# 1. Introduction

Welcome to Tabular Playground Series for June 2022. This month's competition is quite interesting, where we don't need to predict output as such, but we need to predict missing values of the dataset. Thus missing values becomes our output variables.

![miss.jpg](attachment:e723161d-dcd7-4a31-af92-7d10e0d8174b.jpg)

### Types of missing data:
There are three kinds of missing data:

1. **Missing Completely At Random(MCAR):** It means that the missingness is nothing to do with the person being studied. e.g. questionnaire might be lost in the post.
1. **Missing At Random(MAR):** It means that the missingness is to do with the person but can be predicted from other information about the person. It is not specifically related to the missing information. e.g. If a child does not attend an educational assessment because the child is ill, this might be predictable from other data we have about the child’s health, but it would not be related to what we would have measured had the child not been ill. 
1. **Missing Not At Random(MNAR)**: The missingness is specifically related to what is missing, e.g. a person does not attend a drug test because the person took drugs the night before. 

We do have a few techniques, which can be used for imputing missing data.

1. **Statistics methods:** We can do data impute with using Mean/Mode/Median methods.Mean can be used if data doesn't have outliers or data is symmetric. Median can be used if data have outliers or data is skewed. We can use a box plot to see if data have outliers, and a histogram to check whether is skewed or symmetric. Mode is generally used for categorical data.
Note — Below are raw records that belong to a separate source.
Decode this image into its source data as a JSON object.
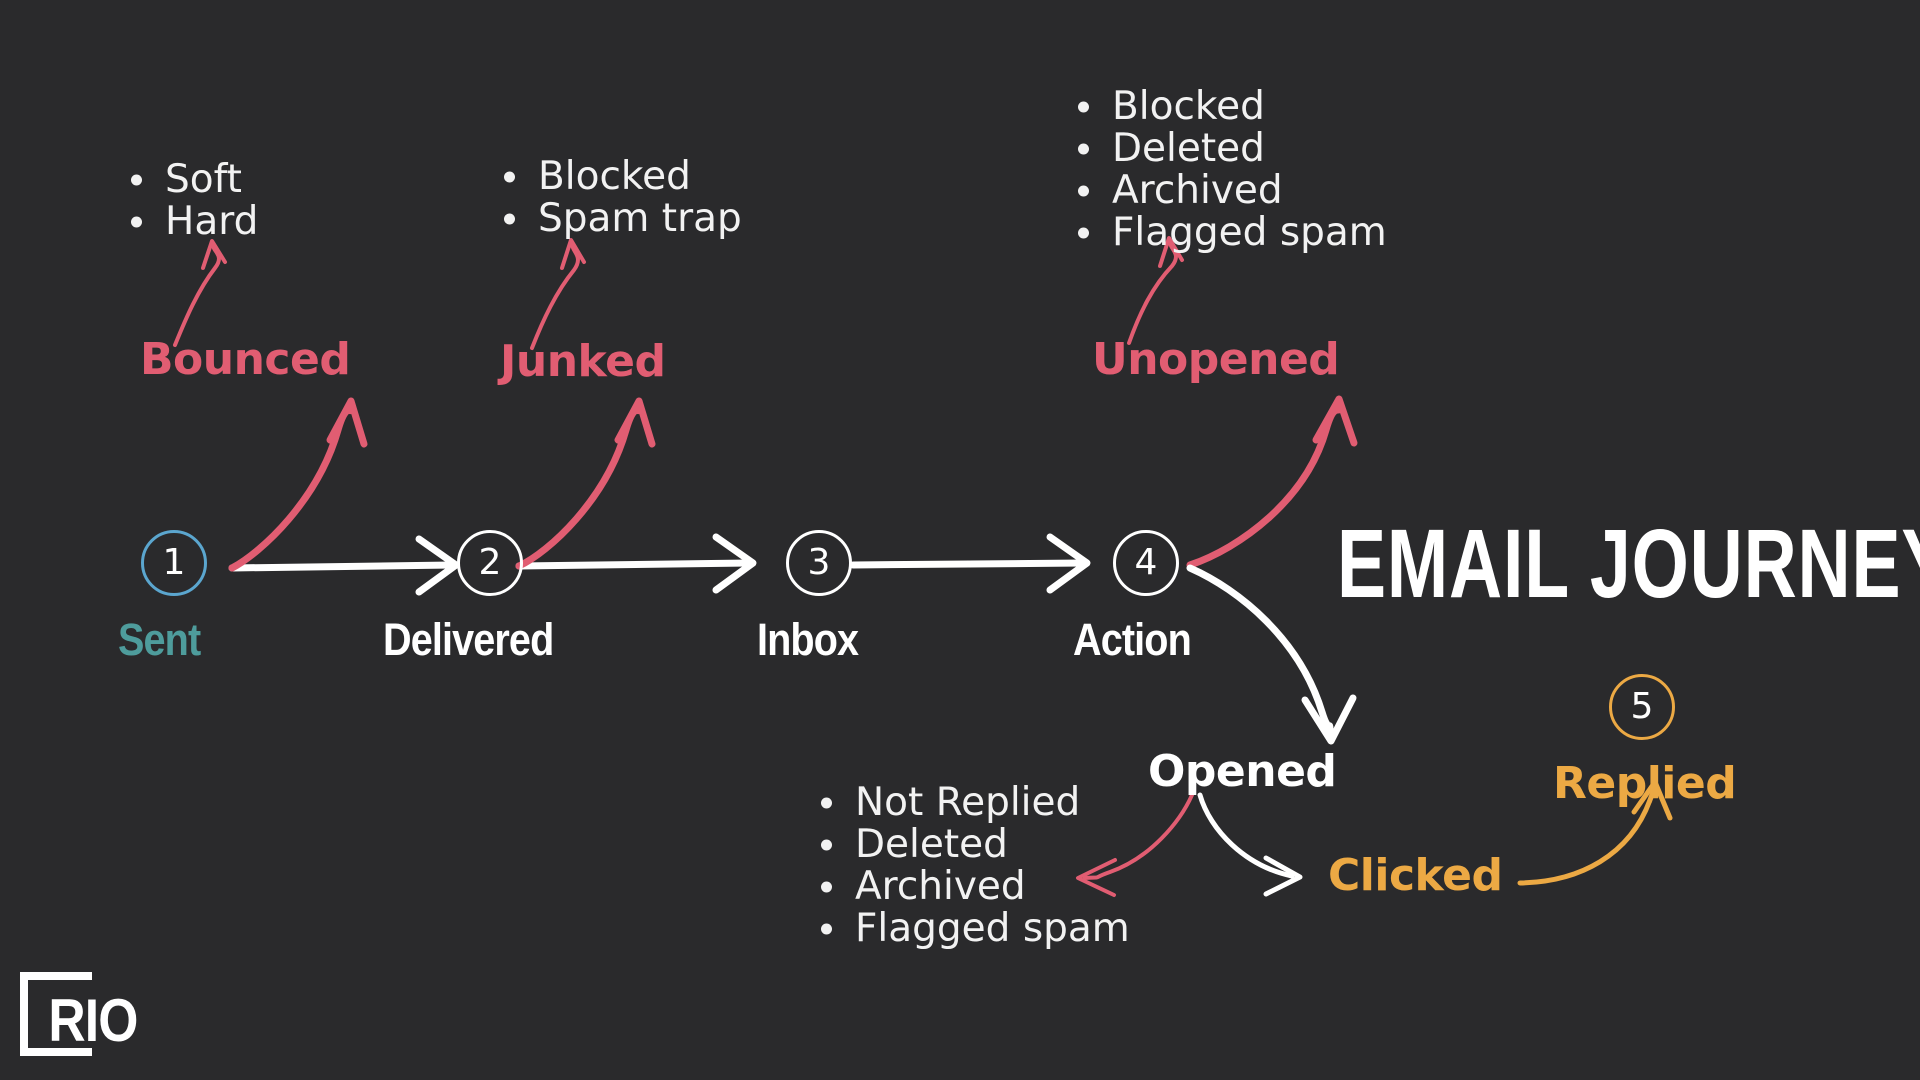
{
  "meta": {
    "background_color": "#2a2a2c",
    "title": "EMAIL JOURNEY"
  },
  "colors": {
    "pink": "#e15d72",
    "orange": "#eca944",
    "teal": "#4e9c9c",
    "blue": "#5ba6cf",
    "white": "#ffffff",
    "background": "#2a2a2c"
  },
  "title": "EMAIL JOURNEY",
  "logo": {
    "text": "RIO"
  },
  "nodes": [
    {
      "number": "1",
      "label": "Sent",
      "accent": "blue"
    },
    {
      "number": "2",
      "label": "Delivered",
      "accent": "white"
    },
    {
      "number": "3",
      "label": "Inbox",
      "accent": "white"
    },
    {
      "number": "4",
      "label": "Action",
      "accent": "white"
    },
    {
      "number": "5",
      "label": "Replied",
      "accent": "gold"
    }
  ],
  "branches": [
    {
      "name": "bounced",
      "label": "Bounced",
      "color": "#e15d72",
      "from": "Sent",
      "items": [
        "Soft",
        "Hard"
      ]
    },
    {
      "name": "junked",
      "label": "Junked",
      "color": "#e15d72",
      "from": "Delivered",
      "items": [
        "Blocked",
        "Spam trap"
      ]
    },
    {
      "name": "unopened",
      "label": "Unopened",
      "color": "#e15d72",
      "from": "Action",
      "items": [
        "Blocked",
        "Deleted",
        "Archived",
        "Flagged spam"
      ]
    },
    {
      "name": "opened",
      "label": "Opened",
      "color": "#ffffff",
      "from": "Action",
      "items": [
        "Not Replied",
        "Deleted",
        "Archived",
        "Flagged spam"
      ]
    },
    {
      "name": "clicked",
      "label": "Clicked",
      "color": "#eca944",
      "from": "Opened",
      "items": []
    }
  ],
  "lists": {
    "bounced": [
      "Soft",
      "Hard"
    ],
    "junked": [
      "Blocked",
      "Spam trap"
    ],
    "unopened": [
      "Blocked",
      "Deleted",
      "Archived",
      "Flagged spam"
    ],
    "opened": [
      "Not Replied",
      "Deleted",
      "Archived",
      "Flagged spam"
    ]
  },
  "labels": {
    "sent": "Sent",
    "delivered": "Delivered",
    "inbox": "Inbox",
    "action": "Action",
    "opened": "Opened",
    "clicked": "Clicked",
    "replied": "Replied",
    "bounced": "Bounced",
    "junked": "Junked",
    "unopened": "Unopened"
  },
  "numbers": {
    "n1": "1",
    "n2": "2",
    "n3": "3",
    "n4": "4",
    "n5": "5"
  }
}
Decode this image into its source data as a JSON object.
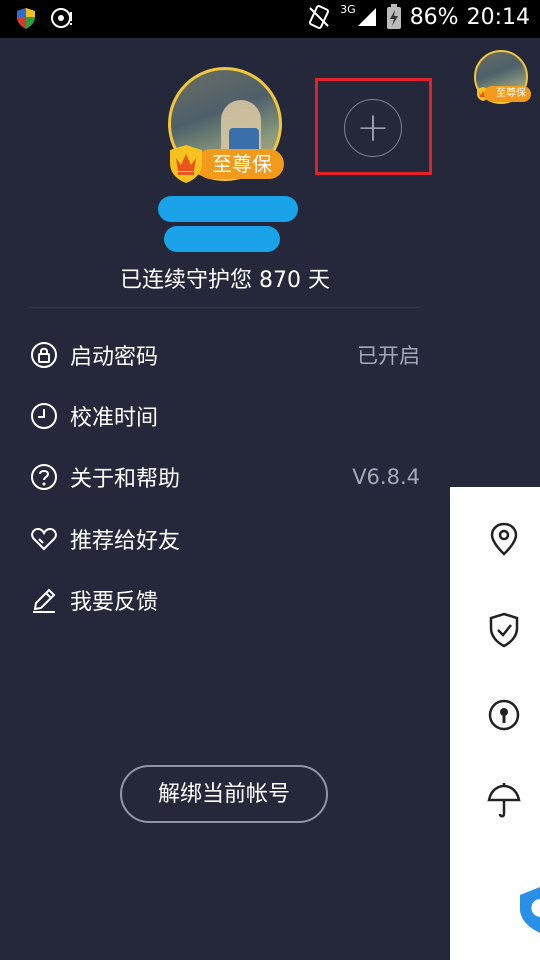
{
  "status_bar": {
    "network": "3G",
    "battery": "86%",
    "time": "20:14"
  },
  "profile": {
    "badge_label": "至尊保",
    "protect_text": "已连续守护您 870 天",
    "mini_badge_label": "至尊保"
  },
  "menu": [
    {
      "label": "启动密码",
      "value": "已开启",
      "icon": "lock-icon"
    },
    {
      "label": "校准时间",
      "value": "",
      "icon": "clock-icon"
    },
    {
      "label": "关于和帮助",
      "value": "V6.8.4",
      "icon": "help-icon"
    },
    {
      "label": "推荐给好友",
      "value": "",
      "icon": "heart-icon"
    },
    {
      "label": "我要反馈",
      "value": "",
      "icon": "pencil-icon"
    }
  ],
  "unbind_button": "解绑当前帐号",
  "side_icons": [
    "location-pin-icon",
    "shield-check-icon",
    "keyhole-icon",
    "umbrella-icon"
  ],
  "colors": {
    "background": "#24283a",
    "badge": "#f29a1c",
    "highlight": "#e0222a",
    "redacted": "#1aa3e8"
  }
}
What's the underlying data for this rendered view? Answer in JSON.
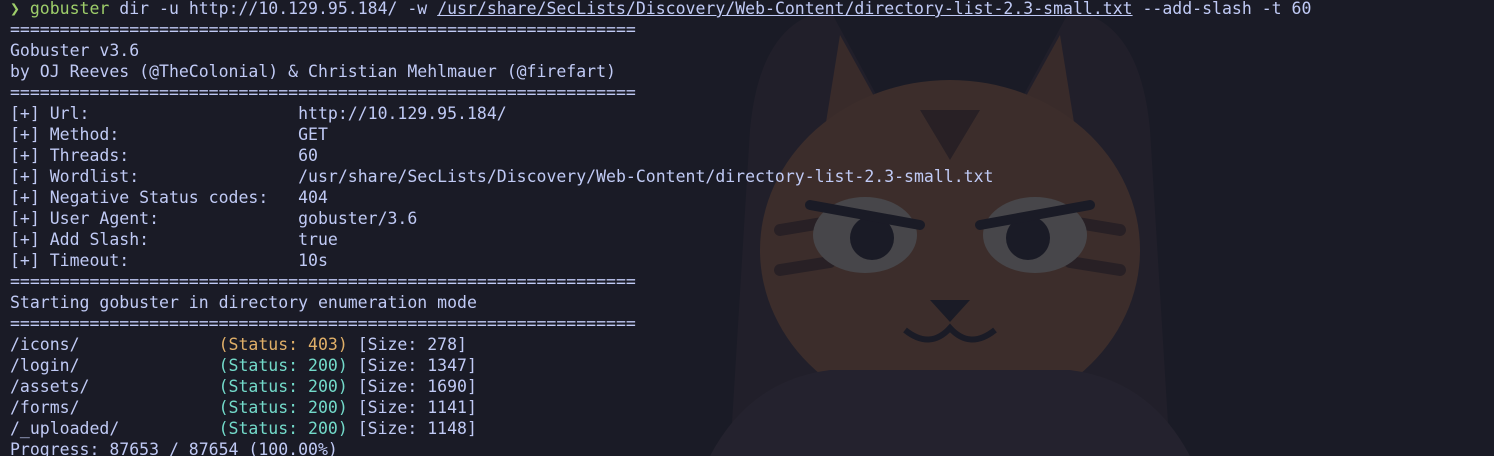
{
  "colors": {
    "background": "#1a1b26",
    "foreground": "#c0caf5",
    "prompt": "#9ece6a",
    "status_403": "#e0af68",
    "status_200": "#73daca"
  },
  "background_image": "cat-wallpaper-icon",
  "prompt": {
    "symbol": "❯",
    "command": "gobuster",
    "args_before": " dir -u http://10.129.95.184/ -w ",
    "wordlist": "/usr/share/SecLists/Discovery/Web-Content/directory-list-2.3-small.txt",
    "args_after": " --add-slash -t 60"
  },
  "separator": "===============================================================",
  "banner": {
    "title": "Gobuster v3.6",
    "authors": "by OJ Reeves (@TheColonial) & Christian Mehlmauer (@firefart)"
  },
  "config": [
    {
      "key": "[+] Url:                     ",
      "value": "http://10.129.95.184/"
    },
    {
      "key": "[+] Method:                  ",
      "value": "GET"
    },
    {
      "key": "[+] Threads:                 ",
      "value": "60"
    },
    {
      "key": "[+] Wordlist:                ",
      "value": "/usr/share/SecLists/Discovery/Web-Content/directory-list-2.3-small.txt"
    },
    {
      "key": "[+] Negative Status codes:   ",
      "value": "404"
    },
    {
      "key": "[+] User Agent:              ",
      "value": "gobuster/3.6"
    },
    {
      "key": "[+] Add Slash:               ",
      "value": "true"
    },
    {
      "key": "[+] Timeout:                 ",
      "value": "10s"
    }
  ],
  "mode_message": "Starting gobuster in directory enumeration mode",
  "results": [
    {
      "path": "/icons/              ",
      "status": "(Status: 403)",
      "code": "403",
      "size": " [Size: 278]"
    },
    {
      "path": "/login/              ",
      "status": "(Status: 200)",
      "code": "200",
      "size": " [Size: 1347]"
    },
    {
      "path": "/assets/             ",
      "status": "(Status: 200)",
      "code": "200",
      "size": " [Size: 1690]"
    },
    {
      "path": "/forms/              ",
      "status": "(Status: 200)",
      "code": "200",
      "size": " [Size: 1141]"
    },
    {
      "path": "/_uploaded/          ",
      "status": "(Status: 200)",
      "code": "200",
      "size": " [Size: 1148]"
    }
  ],
  "progress": "Progress: 87653 / 87654 (100.00%)"
}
1. **Python libraries:** Sklearn python library has functionality SimpleImputer which helps to impute data. Check the below link,

https://scikit-learn.org/stable/modules/generated/sklearn.impute.SimpleImputer.html
1. **Using Machine Learning Algorithms:** We can use a machine learning model to learn the pattern between the data and predict the missing values. This method ensures that the estimation of the missing values will not lead to data leakage.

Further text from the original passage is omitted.